PLF 2026 : des conséquences économiques néfastes pour le marché de l’art français
Philippe Charpentier a invité les commissaires-priseurs à suivre l’exemple de la pétition signée par 2 000 artistes contre ces mesures. « Alors que le marché mondial est en récession, le marché français et la place de Paris gagnent du terrain. Et pourtant, au même moment, est renié au parlement l’exception culturelle française. Cela fait peser un risque existentiel sur la création et sur le patrimoine, j’en appelle donc à votre solidarité et à votre soutien pour agir. » Cyrille Froissart a ensuite abondé dans son sens : « La profession est désormais engagée dans une intense course d’influence en vue du vote au Sénat, puis de la deuxième lecture à l’Assemblée, afin d’obtenir des contre-amendements excluant les œuvres d’art du dispositif. Car un pays qui combat sa culture est un pays qui n’a pas d’avenir. »
Au-delà de la dimension symbolique, ce sont bien les conséquences économiques qui seraient néfastes pour le secteur, provoquant notamment le départ des collectionneurs, la diminution des acquisitions et la délocalisation des ventes. Les deux professionnels ont par ailleurs rappelé l’impact délétère que les mesures non libérales du Brexit ont eu sur la place de Londres.

Discours d’ouverture. [De gauche à droite] Cyrille Froissart, président du Syndicat français des experts professionnels en œuvres d’art, Philippe Charpentier, président du Comité Professionnel des Galeries d’Art et Jean-Pierre Osenat, président du Symev.
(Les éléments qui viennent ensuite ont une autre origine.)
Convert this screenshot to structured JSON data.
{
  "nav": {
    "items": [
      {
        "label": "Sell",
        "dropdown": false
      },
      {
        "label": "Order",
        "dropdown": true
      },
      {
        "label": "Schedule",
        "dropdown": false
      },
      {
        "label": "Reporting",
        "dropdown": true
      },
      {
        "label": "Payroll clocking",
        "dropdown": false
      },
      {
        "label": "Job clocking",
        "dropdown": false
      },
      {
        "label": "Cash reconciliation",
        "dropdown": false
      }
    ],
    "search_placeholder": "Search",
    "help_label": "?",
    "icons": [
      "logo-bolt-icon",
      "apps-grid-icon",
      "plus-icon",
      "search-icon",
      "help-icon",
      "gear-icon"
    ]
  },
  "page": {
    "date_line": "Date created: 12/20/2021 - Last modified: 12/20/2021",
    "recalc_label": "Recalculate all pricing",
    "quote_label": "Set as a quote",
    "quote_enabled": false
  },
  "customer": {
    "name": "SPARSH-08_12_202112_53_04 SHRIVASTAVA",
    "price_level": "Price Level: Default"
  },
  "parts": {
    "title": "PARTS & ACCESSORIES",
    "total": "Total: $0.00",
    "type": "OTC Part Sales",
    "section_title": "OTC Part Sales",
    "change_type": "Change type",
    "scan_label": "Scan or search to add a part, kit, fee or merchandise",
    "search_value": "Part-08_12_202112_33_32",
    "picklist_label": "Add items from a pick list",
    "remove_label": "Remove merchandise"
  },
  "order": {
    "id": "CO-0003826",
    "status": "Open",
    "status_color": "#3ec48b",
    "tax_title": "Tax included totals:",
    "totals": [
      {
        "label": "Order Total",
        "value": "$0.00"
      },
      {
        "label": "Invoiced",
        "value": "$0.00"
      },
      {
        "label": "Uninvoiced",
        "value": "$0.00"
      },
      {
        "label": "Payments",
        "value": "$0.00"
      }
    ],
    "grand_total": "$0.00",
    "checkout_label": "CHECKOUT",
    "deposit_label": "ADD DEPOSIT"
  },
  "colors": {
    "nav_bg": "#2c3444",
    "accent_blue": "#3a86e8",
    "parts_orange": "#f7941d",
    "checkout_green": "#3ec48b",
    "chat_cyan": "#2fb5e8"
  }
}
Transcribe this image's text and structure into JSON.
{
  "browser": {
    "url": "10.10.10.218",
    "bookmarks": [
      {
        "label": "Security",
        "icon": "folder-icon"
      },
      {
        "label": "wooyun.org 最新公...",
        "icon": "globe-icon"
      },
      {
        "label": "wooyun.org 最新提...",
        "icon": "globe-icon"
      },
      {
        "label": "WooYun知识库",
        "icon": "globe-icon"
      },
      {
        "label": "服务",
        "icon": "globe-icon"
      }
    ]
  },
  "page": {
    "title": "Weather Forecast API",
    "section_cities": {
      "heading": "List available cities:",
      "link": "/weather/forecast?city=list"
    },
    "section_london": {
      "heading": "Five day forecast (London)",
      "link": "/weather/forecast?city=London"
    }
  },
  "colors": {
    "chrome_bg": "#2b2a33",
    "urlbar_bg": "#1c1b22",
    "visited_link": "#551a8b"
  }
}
La France, un marché toujours en progression
C’est après cet appel à une réponse collective qu’a débuté la table ronde sur l’économie des enchères. En ce qui concerne la tendance globale, la France poursuit sa courbe ascendante avec en 2024 une augmentation de 8 % des montants adjugés par rapport à 2023, franchissant la barre symbolique des 5 milliards d’euros (source : rapport du CMV 2025). Néanmoins, cet état de forme ne va pas sans de nouveaux défis, et l’un de ceux qui a été particulièrement souligné est le creusement de l’écart de performance entre les biens à valeur modérée, qui peinent à atteindre leur estimation basse, et ceux de grande valeur qui, à l’inverse, surperforment régulièrement.
Des secteurs tirent néanmoins leur épingle du jeu, comme les ventes d’art ancien, de chevaux (+2,6 % par rapport à 2023), et de véhicules d’occasion (+19 %). Aux yeux de Guillaume Arnauné, dirigeant d’Enchères VO : « cette progression s’explique paradoxalement par la morosité des concessionnaires, qui voient dans les ventes aux enchères un moyen de fluidifier les transactions et de s’adresser à des clients internationaux. Il faut ajouter que l’inflation des prix des véhicules a eu tendance à gonfler le chiffre d’affaires. »

Table ronde sur L’économie des enchères. [De gauche à droite] Léopold Vassy, journaliste et modérateur de la table ronde, Guillaume Arnauné, commissaire-priseur, directeur général d’Enchère VO, Jean Minguet, directeur du département d’économétrie d’Artprice, Nathalie Moureau, professeur en sciences économiques à l’Université Paul Valéry de Montpellier et Pierre Taugourdeau, secrétaire générale du CMV.
Un marché mondial morose
Cette progression range la France parmi les bons élèves d’un secteur en perte de vitesse au niveau mondial, avec, par exemple, une baisse de 33 % des produits de ventes d’art en 2024. Jean Minguet, directeur du département d’économétrie chez Artprice a illustré cette contraction du marché en évoquant un tableau de Georg Baselitz adjugé 880 000 $ en 2022 à Hong Kong, puis revendu dans la même ville en septembre 2024 pour 375 000 $.
Par conséquent, de nombreuses maisons de vente, les anglo-saxonnes en particulier, ont réajusté leurs stratégies. Elles ont, par exemple, adopté une attitude prudente sur les estimations et augmenté le nombre de garanties. « Certaines d’entre elles ont fait des choix innovants, note Nathalie Moureau, professeure en sciences économiques spécialisée sur le marché de l’art à l’Université Paul Valéry de Montpellier. La maison Phillips Auction a notamment testé l’enchère prioritaire, à savoir une baisse de 4 % des frais de vente pour l’acquéreur à deux conditions : d’une part, que le prix de vente ait atteint la barre du million de dollars ; d’autre part, que l’acquéreur ait enchéri au moins deux jours avant le lancement des enchères avec un prix égal ou supérieur à l’estimation basse. »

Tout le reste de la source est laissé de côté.